Get ready folks, this is a long one!
Our chicks have been in the coop for two months now; the chicken yard is finished, the nesting boxes are in place, the eggs are coming, and I’m finally getting around to posting Kevin’s description of the construction. And here he is.
The chicken coop is sturdy and a little stylish for two main reasons. First, as a carpenter I like to have fun with whatever project I’m working on and I’d be embarrassed if fellow carpenter friends saw shoddy or simplistic work.
Second, a lot of the coops I've seen look like they were thrown together by a hog farmer in Appalachia smoking a corncob pipe in between pluckin’ a banjo and huntin' Opossum. No offense to all our hog raising, banjo playing, Opossum hunting friends out there, but you know what I mean.
The underlying philosophy: With almost any project I work on, especially those for myself, I try to use reclaimed lumber. Procuring and prepping reclaimed lumber can take a lot more time, but it’s well worth the effort and can still look very good while saving trees and money.
The design: I built the coop against the fence to save materials. I thought setting the posts at an angle would look cool and reduce mud splash at the bottom of the coop. I didn’t think the lower roof line would be a problem, but it is proving to have a disturbing fondness for the top of my head even when I duck as I approach the door. Because of that and the limited light that reaches the coop, I am thinking of replacing the plywood roof with clear corrugated roofing panels. (If I do, I’ll use the old roof for the new wood storage shed/compost cover.)
We have a lot of raccoons around here; at night I hear them skittering under our window, and folks definitely lose chickens to them. The wire mesh on the coop actually goes down about 10" into the ground and is bent at an outward angle, so even if a raccoon were to try to dig under the frame, it wouldn't make it inside. The cement slabs are there for extra protection against digging predators.
So, as with many things, but especially carpentry, one choice affects the whole process. For example, the "cool"-looking wall that leans out combined with the fence that is far from plumb made for some pretty odd angles. Even so, the framing of the coop wasn’t that hard, but when I chose to have the reclaimed fence boards meet in the middle of the door at roughly a 45-degree angle, that proved a bit trickier. Fortunately I had spent the previous four months doing the finish carpentry for a new eco home with curved walls and an arched ceiling, so my brain was already stretched out and primed for atypical thinking.
And finally, moving day!
We realized the chicks weren't going to get much direct sunlight, and since we had some space to the side of the coop, we added a fenced-in yard. You can also see the nesting box door open in the coop itself; it's hinged now and allows us to reach in to get the eggs from the outside. The lower door lets the chicks go in and out of the yard, and at night we can lock them inside (though it's just a hole in this shot).

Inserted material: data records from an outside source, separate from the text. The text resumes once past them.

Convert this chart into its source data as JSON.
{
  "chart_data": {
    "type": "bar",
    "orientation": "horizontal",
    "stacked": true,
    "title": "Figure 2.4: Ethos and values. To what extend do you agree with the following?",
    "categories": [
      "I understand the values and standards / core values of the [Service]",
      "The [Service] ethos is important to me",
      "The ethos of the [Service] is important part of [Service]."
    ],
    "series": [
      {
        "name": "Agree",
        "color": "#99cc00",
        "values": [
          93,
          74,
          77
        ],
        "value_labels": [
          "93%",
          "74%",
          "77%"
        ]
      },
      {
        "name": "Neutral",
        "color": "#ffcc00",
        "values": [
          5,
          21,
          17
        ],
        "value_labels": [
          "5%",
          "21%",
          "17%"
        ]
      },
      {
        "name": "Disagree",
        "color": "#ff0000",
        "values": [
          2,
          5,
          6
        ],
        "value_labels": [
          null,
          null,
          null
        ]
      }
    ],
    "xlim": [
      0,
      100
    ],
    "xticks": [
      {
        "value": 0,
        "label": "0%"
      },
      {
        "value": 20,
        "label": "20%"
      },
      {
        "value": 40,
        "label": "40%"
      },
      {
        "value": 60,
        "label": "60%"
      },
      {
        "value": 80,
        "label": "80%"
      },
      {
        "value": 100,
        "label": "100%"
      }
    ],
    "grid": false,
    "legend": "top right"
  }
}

The yard door allows us to clean out the yard easily. The mesh isn't as fine on the yard as the coop because the girls are only outside during the day.
We use the hole to reach in and latch the door. The chicks use it to get a gander at the yard.
Some visitor did try to dig under, so we put the bricks there.
Here's Big Mouth checking out the new doorway.
The girls love love love the dirt, especially surrounded by kale. The stump is there for interest. Really.
Here's the interior early on, when the chicks still had their little food and water trays. They sleep huddled up on the perch. Here you can also see the non-planed side of the wood; I like the rustic look.
And here's the interior finished, with the nesting boxes (a repurposed fruit box) and ladder,
the big hanging food dispenser,
and below Dinky in the nesting box, you can see the automatic water dispenser.
The long and short of it is I spent about four times as long building this as a rectangular coop would’ve taken, but as you can see it was worth it. By the way, check out how nicely the 30-year-old redwood fence boards look after being run through the thickness planer.
Here’s what we used: RECLAIMED MATERIALS
Redwood fence boards
4x4 redwood posts
2x6 redwood joists
2x4 redwood studs
2x4 wire (outdoor run)
Hardware cloth (1/4" wire)
Here's the trench dug for the pipes to reach the coop. (We had to muscle the squash out of the way.)
And here, below the hinges on the door to the nesting box, is the spiggot with a forked hose bib; one permanently runs to the chicks' water and the other we can attach a hose to.
Here you can see the squash really making a run for the coop!
Altogether materials (not including the waterer) cost about $150. The labor, a lot more. The peace of mind knowing our chicks are safe and sound in their fancy, eco-poulet home? Priceless.